It started with one trained husky and one very untrained German shepherd. It escalated into a weaponized light show aimed straight at the neighbor’s bedroom.

User 4aceswilldoit says they spent four weeks grinding through nighttime training with their husky so the dog could sleep outside without waking the neighborhood. Anyone who’s met a husky knows that’s not exactly beginner-level stuff. But it worked: the dog is “really well behaved” and quiet at night.

Then six months ago, the peace shattered.

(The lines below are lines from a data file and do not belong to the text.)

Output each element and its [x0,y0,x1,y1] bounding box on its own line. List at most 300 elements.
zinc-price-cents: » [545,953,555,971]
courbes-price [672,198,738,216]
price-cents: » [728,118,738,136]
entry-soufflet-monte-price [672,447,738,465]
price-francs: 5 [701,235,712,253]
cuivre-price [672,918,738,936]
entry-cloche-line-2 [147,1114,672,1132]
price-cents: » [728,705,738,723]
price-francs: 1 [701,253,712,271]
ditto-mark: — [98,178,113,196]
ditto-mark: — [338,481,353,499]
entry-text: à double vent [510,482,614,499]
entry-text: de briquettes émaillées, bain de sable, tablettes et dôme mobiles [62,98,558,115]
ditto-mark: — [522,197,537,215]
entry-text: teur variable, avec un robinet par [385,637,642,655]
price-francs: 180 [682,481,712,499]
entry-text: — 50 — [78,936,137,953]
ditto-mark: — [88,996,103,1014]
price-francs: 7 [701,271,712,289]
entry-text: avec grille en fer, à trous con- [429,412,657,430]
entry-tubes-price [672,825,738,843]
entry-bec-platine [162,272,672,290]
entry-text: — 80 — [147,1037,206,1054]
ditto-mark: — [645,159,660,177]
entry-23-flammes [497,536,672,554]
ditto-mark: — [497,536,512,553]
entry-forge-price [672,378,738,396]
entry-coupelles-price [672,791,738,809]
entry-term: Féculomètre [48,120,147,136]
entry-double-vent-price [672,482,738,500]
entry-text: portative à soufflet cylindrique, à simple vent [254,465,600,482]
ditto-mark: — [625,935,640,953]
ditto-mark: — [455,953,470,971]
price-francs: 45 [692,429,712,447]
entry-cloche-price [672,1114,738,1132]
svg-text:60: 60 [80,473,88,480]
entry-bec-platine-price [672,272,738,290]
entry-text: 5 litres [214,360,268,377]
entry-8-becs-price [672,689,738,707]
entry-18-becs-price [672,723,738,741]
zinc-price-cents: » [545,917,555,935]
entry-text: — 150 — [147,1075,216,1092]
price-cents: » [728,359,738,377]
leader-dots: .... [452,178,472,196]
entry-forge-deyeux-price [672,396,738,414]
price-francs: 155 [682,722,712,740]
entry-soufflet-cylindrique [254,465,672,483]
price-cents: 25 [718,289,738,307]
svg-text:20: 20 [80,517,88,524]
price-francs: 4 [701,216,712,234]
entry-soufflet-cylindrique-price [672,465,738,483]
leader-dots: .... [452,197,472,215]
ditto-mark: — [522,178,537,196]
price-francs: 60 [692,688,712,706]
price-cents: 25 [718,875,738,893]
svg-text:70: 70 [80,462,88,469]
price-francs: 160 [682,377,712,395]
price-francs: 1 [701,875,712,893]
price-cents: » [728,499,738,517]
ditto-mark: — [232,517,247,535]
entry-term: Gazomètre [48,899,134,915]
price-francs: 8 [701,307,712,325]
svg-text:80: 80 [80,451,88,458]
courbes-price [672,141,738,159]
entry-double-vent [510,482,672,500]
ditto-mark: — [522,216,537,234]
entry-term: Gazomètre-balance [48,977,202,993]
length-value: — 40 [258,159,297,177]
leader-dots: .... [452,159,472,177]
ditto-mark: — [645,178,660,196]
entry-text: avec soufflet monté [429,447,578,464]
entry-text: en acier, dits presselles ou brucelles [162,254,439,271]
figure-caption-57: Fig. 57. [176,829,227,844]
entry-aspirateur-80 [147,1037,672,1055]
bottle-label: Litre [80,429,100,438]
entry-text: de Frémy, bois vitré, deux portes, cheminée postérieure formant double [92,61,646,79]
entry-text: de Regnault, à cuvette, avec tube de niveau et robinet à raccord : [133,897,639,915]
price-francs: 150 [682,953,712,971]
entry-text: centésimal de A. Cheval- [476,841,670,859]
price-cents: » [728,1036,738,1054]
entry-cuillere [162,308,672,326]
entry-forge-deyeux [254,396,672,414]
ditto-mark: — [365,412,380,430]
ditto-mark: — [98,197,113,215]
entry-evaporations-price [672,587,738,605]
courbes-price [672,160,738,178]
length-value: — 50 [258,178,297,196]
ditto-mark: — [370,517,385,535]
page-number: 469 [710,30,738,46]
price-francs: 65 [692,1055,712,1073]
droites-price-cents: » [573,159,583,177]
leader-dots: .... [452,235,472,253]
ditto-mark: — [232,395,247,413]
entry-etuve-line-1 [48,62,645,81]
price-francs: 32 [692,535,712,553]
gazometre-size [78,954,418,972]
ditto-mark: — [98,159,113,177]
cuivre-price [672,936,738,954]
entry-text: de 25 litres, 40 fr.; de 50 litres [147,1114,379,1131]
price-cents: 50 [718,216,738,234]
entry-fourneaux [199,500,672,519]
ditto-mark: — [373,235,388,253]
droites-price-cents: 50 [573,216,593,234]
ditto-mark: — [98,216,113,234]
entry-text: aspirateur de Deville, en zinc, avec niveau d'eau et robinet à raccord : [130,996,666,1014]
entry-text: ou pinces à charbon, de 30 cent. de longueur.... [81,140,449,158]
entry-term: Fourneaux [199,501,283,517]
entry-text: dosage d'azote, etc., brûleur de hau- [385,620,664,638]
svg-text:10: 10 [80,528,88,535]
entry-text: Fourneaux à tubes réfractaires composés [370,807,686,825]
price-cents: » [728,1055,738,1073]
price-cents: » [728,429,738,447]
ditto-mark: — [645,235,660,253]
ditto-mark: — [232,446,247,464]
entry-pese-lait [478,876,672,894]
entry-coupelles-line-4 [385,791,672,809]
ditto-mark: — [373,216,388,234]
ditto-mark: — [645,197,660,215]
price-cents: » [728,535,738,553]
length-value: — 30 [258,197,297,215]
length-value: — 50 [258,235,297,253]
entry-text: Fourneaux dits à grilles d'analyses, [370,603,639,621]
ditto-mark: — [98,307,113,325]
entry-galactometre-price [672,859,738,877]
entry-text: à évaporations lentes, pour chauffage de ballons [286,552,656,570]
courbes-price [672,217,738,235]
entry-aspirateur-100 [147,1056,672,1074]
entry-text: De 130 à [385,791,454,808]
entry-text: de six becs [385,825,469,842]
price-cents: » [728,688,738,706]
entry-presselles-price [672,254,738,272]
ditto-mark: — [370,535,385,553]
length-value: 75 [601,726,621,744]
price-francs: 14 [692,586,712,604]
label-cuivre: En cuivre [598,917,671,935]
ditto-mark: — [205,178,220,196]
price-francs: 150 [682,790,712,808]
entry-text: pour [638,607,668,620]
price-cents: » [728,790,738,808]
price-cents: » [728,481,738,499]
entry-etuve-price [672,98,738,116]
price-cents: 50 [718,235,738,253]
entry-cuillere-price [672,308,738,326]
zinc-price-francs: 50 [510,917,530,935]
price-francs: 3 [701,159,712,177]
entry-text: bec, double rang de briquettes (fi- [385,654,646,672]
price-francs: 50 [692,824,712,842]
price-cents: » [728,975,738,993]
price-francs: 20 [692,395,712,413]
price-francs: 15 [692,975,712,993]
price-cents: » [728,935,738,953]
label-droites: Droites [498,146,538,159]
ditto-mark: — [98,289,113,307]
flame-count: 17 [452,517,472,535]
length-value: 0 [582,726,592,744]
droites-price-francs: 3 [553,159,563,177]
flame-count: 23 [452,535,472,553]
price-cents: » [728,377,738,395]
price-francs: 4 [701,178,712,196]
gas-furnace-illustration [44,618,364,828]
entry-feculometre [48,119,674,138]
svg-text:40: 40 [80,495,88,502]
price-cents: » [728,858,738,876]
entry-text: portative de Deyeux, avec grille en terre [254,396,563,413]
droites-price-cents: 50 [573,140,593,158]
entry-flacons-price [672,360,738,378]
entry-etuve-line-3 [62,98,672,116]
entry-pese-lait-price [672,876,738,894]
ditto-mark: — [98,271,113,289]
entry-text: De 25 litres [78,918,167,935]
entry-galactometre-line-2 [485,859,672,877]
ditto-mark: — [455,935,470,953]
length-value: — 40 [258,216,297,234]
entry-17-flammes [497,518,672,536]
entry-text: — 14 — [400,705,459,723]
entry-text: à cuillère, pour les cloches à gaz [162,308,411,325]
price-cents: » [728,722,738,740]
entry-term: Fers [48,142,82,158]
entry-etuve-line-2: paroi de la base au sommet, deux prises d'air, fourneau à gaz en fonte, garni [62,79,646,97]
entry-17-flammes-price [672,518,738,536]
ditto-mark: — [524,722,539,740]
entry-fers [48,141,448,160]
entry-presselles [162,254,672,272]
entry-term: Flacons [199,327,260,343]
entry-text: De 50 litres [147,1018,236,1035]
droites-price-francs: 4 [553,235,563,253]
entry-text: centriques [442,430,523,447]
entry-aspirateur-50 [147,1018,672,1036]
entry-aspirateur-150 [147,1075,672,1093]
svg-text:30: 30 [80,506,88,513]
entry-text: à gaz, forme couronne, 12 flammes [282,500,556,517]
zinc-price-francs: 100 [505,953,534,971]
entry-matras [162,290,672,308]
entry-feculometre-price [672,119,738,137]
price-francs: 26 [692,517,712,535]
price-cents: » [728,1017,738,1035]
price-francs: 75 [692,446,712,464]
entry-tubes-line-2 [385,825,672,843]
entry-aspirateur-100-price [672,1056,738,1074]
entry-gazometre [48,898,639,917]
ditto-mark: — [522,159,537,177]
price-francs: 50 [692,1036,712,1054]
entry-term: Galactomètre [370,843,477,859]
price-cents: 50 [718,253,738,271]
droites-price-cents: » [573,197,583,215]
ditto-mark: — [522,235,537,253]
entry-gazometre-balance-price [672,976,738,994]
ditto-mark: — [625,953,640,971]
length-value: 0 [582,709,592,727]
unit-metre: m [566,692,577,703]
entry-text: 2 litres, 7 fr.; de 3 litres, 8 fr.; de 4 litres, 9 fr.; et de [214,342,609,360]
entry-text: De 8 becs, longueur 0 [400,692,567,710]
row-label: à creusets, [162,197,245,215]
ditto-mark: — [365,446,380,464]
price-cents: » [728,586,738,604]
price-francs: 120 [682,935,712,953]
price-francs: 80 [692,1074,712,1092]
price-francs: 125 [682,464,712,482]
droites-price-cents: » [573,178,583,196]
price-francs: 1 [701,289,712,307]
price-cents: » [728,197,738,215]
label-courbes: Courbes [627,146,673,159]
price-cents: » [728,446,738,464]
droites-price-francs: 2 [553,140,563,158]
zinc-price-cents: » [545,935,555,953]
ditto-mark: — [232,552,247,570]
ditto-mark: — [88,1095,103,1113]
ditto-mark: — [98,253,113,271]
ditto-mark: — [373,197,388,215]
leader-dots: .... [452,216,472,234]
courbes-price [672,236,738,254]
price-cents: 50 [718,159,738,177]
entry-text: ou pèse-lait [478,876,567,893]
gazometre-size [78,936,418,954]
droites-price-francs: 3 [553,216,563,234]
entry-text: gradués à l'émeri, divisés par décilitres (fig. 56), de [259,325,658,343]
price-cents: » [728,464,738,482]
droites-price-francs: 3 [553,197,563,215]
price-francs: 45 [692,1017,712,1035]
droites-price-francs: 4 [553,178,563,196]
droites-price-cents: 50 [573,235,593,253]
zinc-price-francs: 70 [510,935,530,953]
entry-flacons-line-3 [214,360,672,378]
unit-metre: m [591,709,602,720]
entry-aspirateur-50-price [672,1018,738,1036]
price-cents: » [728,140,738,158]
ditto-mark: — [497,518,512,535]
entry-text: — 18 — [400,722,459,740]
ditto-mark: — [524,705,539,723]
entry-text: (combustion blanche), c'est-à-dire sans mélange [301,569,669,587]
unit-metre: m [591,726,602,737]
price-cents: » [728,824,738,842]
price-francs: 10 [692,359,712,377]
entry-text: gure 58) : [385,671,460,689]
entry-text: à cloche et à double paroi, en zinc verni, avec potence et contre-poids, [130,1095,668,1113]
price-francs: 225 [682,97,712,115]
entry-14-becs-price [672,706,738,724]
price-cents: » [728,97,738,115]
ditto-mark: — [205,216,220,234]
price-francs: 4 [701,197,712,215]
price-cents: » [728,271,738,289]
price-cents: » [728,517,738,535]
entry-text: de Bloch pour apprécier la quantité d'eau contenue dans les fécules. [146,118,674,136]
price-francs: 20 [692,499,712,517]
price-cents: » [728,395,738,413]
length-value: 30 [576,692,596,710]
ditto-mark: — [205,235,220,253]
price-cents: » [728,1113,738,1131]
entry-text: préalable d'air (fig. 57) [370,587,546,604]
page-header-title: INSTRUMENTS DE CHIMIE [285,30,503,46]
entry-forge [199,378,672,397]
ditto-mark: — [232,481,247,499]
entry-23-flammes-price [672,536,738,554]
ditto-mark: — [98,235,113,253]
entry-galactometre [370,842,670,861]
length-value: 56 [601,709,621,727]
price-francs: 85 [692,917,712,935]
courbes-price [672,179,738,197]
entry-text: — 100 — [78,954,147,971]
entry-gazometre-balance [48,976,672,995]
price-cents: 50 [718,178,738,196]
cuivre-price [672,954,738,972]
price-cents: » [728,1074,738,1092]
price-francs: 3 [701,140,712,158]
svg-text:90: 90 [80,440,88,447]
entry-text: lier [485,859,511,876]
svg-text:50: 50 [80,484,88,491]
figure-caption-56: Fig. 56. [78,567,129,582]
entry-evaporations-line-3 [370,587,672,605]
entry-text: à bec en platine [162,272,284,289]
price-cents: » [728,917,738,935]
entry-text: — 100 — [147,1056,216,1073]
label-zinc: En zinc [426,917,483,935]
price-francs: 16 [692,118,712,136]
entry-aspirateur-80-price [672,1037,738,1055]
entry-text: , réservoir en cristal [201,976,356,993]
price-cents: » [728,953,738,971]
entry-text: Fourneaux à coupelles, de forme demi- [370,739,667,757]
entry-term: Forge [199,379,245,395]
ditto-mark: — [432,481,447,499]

The next-door neighbors brought home a German shepherd who, according to the post, “barks at everything and all night.” While the husky’s owner works rotating shifts and lives in “perpetual sleep deprivation,” the shepherd’s humans apparently decided training was optional.

OP didn’t start with chaos. They say they asked the neighbors several times to train the dog, even explaining how to do it and straight-up offering to train the dog themselves. Commenters were floored anyone would turn that down, with one saying they’d be “so stoked” to get that kind of help instead of complaints or cops.

The neighbors, according to OP, did nothing.

So the gloves — or rather, the lights — came off.

OP bought two 30,000 lumen floodlights, narrowed the motion sensor with a baffle so it only triggers when the shepherd runs to one specific barking spot by the fence, and aimed both lights directly at the neighbors’ bedroom window. The dog barks, the motion sensor trips, and their bedroom allegedly lights up like a stadium — blackout curtains and all.

“It’s been a month, they wake up pretty often,” OP writes. “If I’m awake, you’re awake too.”

Commenters are calling it “genius,” “brilliant,” and the rare case of “petty revenge” that feels completely earned, especially since OP repeatedly tried the “mature route” first.

The terms of surrender are simple: train the dog, and the lights go off.

Until then, one backyard remains quiet, one German shepherd keeps barking, and one bedroom window is living in constant fear of the next blinding 3 a.m. wake-up call.